おわら風の盆
〜越中八尾町に伝わる風祭より〜
唄われよワシャ囃す
八尾坂道わかれて来れば
霧が時雨かオワラはらはらと
もしや来るかと窓押しあけて
見れば立山オワラ雪ばかり
富山あたりかあのともし火は
飛んで行きたやオワラ灯とり(独り)虫
手打ちにされても八尾のそばだよ
ちっとやそっとでなかなか切れない
浮いたか瓢箪かるそに流るる
行く先ァ知らねどあの身になりたや
この曲は越中八尾町に伝わる「おわら風の盆」を自分なりに作ったものです。「おわら風の盆」は毎年9月1〜3日に二百十日(立春から数えて二百十日目、台風の多い時期)の大風を鎮めるために行われます。若い男女がそろいの浴衣に深く編み笠をかぶり、胡弓と三味線に合わせて夜通しで踊り続けます。胡弓の哀調を帯びた音色と、静かに踊る踊り手の姿はとても幻想的で、見るものの心を惹きつけます。そして、その伴奏に乗って唄われる歌詞もとても味わい深く、人間について、また、生きるということそのものについて深く考えさせられます。

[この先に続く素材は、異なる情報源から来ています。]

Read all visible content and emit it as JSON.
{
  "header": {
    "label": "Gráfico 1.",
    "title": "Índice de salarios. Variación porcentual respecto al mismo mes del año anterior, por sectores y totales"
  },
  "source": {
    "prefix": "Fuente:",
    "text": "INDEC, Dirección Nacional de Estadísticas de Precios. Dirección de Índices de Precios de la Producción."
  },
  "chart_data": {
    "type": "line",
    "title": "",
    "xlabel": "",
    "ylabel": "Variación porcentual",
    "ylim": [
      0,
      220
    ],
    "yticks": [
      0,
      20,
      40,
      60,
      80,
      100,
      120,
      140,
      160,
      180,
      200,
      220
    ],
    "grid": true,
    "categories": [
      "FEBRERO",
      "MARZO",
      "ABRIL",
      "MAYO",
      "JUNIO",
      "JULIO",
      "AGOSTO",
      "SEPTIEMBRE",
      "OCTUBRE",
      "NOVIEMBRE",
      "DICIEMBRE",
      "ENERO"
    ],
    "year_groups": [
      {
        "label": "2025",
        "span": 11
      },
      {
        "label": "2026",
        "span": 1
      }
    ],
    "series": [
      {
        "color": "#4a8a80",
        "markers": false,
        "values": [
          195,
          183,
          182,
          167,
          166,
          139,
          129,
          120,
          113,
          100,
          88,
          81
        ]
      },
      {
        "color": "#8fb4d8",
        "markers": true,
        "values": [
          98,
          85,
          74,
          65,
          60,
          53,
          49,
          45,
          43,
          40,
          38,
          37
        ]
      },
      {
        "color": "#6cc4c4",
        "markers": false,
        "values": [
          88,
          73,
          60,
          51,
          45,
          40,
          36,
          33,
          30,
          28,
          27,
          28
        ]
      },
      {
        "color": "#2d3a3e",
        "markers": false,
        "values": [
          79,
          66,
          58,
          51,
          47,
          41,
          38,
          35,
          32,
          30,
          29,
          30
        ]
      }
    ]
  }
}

歌詞はいくら想っても届かない人への悲しみの気持ちを唄ったものが多く、胡弓の哀調を帯びた音色とともに聴くと、とても「祭」という雰囲気とは思えない気持ちになります。(胡弓は昔はいたるところで祭のお囃子として用いられていたが、あまりに音色が寂しいということで、おわら以外では使われなくなったそうです。)しかし、その悲しみや寂しさといったマイナスの感情を精一杯表現することによって、逆にプラスのエネルギーを与えられるような、変な言い方ではありますが、おわらにはそんな魅力があります。
この曲は、そんなおわらの魅力をなんとか表現したいと思って作りました。パソコンの音楽でどこまで本物のおわらに近づけるかやってみたかったのです。特に三味線と胡弓の音色にはだいぶこだわりました。しかし、(始めから分かっていましたが)どうしてもパソコンの音楽では限界がありました。やはり本物のおわらは最高ですね。
それでも2ヶ月を費やして作った大作です。ごゆっくりとご堪能ください。